On the downside, the narrator has a quirk that I couldn’t quite tolerate. He says every single sentence twice. Not a paraphrased version. The exact same sentence. After a while, this habit started getting to me, despite some solid content. I feel very pet-peeve-y…

Kubernetes

This relatively specific on Kubernetes the technology is because I’m starting to work on Kubernetes (both as an apps developer and as a contributor!). So I need to understand what’s going on. Again, my Kubernetes knowledge is sparse and I don’t feel particularly confident in it. But it’s my first dabble, so hopefully I’ll get somewhere! Here’s what I’m doing for my Kubernetes parts:

The Kubernetes Book (Nigel Poulton)

I’m still at the start of this book, but so far, it has been a worthwhile read. It’s a good blend of practical and theoretical (and the author, to his immense credit, makes a deliberate decision to cover it like that). I also like the historical knowledge–the evolution of Kubernetes’ approach to its container runtime engine is quite interesting. But, again, I’m relatively fresh on this one

KubeLearn iOS app

I have downloaded that specifically for the tube :) I’m normally standing and normally can’t listen to audiobooks. There are a couple of short lessons on the usage of Kubernetes. They’re bite sized and cover very specific aspects ( for instance, the most recent one I did involved annotating an upgrade with a change log)

I currently don’t have the foundational knowledge to benefit from this app as well as I would like. The exercises are quite specific and I feel like I need to go to the kiddie pool before I play here.

Gap paranoia (CompTIA foundational certifications)

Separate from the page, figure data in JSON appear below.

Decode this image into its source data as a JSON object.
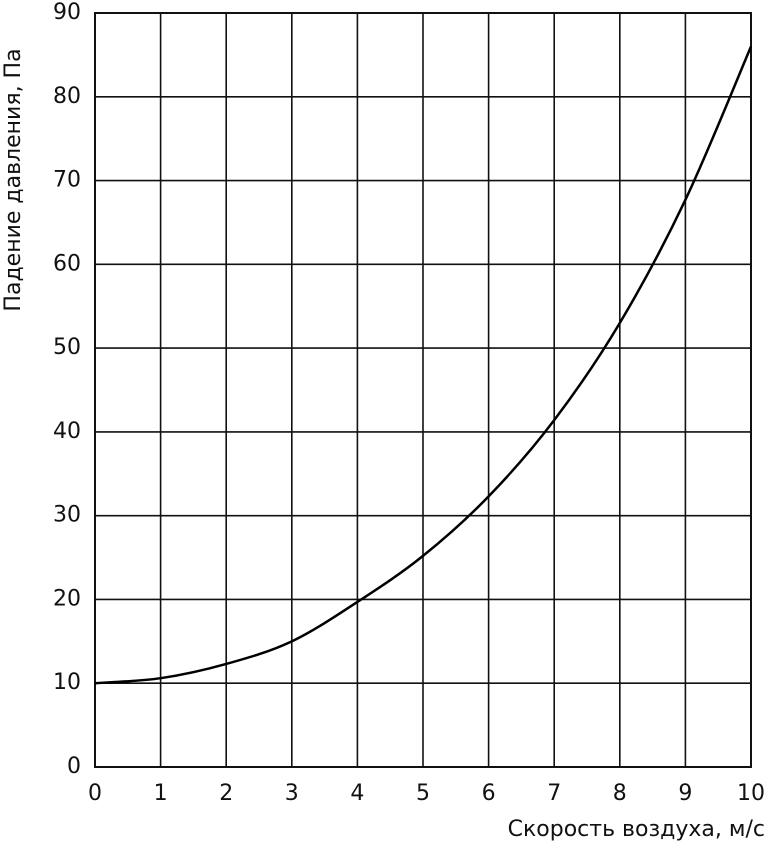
{
  "chart_data": {
    "type": "line",
    "x_label": "Скорость воздуха, м/с",
    "y_label": "Падение давления, Па",
    "x": [
      0,
      1,
      2,
      3,
      4,
      5,
      6,
      7,
      8,
      9,
      10
    ],
    "series": [
      {
        "color": "#000000",
        "values": [
          10,
          10.6,
          12.3,
          15,
          19.7,
          25.2,
          32.3,
          41.4,
          53,
          67.7,
          86
        ]
      }
    ],
    "xlim": [
      0,
      10
    ],
    "xticks": [
      0,
      1,
      2,
      3,
      4,
      5,
      6,
      7,
      8,
      9,
      10
    ],
    "ylim": [
      0,
      90
    ],
    "yticks": [
      0,
      10,
      20,
      30,
      40,
      50,
      60,
      70,
      80,
      90
    ],
    "grid": true
  }
}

Since I found out that I have so many gaps in so many places in my computer science foundations, I have decided to look at broad courses and see where my levels are at for each general area that people cover.

CompTIA IT Fundamentals

This is quite extreme in the levels of paranoia, but it was an interesting exercise. I have been doing, for the past week, the prep for ITF+, which is a pre-career IT certificate. It has been super interesting. Some parts I knew quite well, some I was like “hold on a minute, what’s happening here”. I want to finish this course to get a proper assessment of where my weaknesses are.

Conclusion

I’m fascinated with going back to study. I’m learning so much. And it’s funny, because some of the things are immediately applicable to my job, even when I didn’t expect them to be. My comments in design documents are more well reasoned, the things I focus are different, and just the amount of confidence I generally have has shifted immensely.

I’m aware, though, that a lot of the studying I’m doing here is very theoretical, very book-driven. That’s a bias that I’m aware, and for now, I’m not trying to fix it too hard. It’s clear to me I had the opposite bias for many years. I’m noticing, though, that with the conceptual knowledge, the practical knowledge sticks much better too. So I think it’s worthwhile to me to continue on this path for a bit

Finally, here are a couple of meta things I learned:

When learning you have the choice to navigate through your different levels of abstractions, or go through different angles/slices of the same problem. Deeper learning happens when you have access to different slices of the same thing in your head. For a computer science topic, I can imagine you having a “design overview slice”, a “design evolution slice”, a “products requirements” (and its historical equivalent) slice, etc.
It’s important to know what you’re looking for, in terms of content: do you want knowledge to perform a particular task, are you looking to deepen your expertise in a particular area, are you trying to make connections through different areas? All those goals have merit and require different focus. However, like me when I started my journey on this, I didn’t quite know what I wanted, so it’s worth keeping in mind that goal refinement can and should be an iterative process
Recapping all of this in a blog was a super useful exercise to solidify my own meta understanding about the topics

That’s it for now!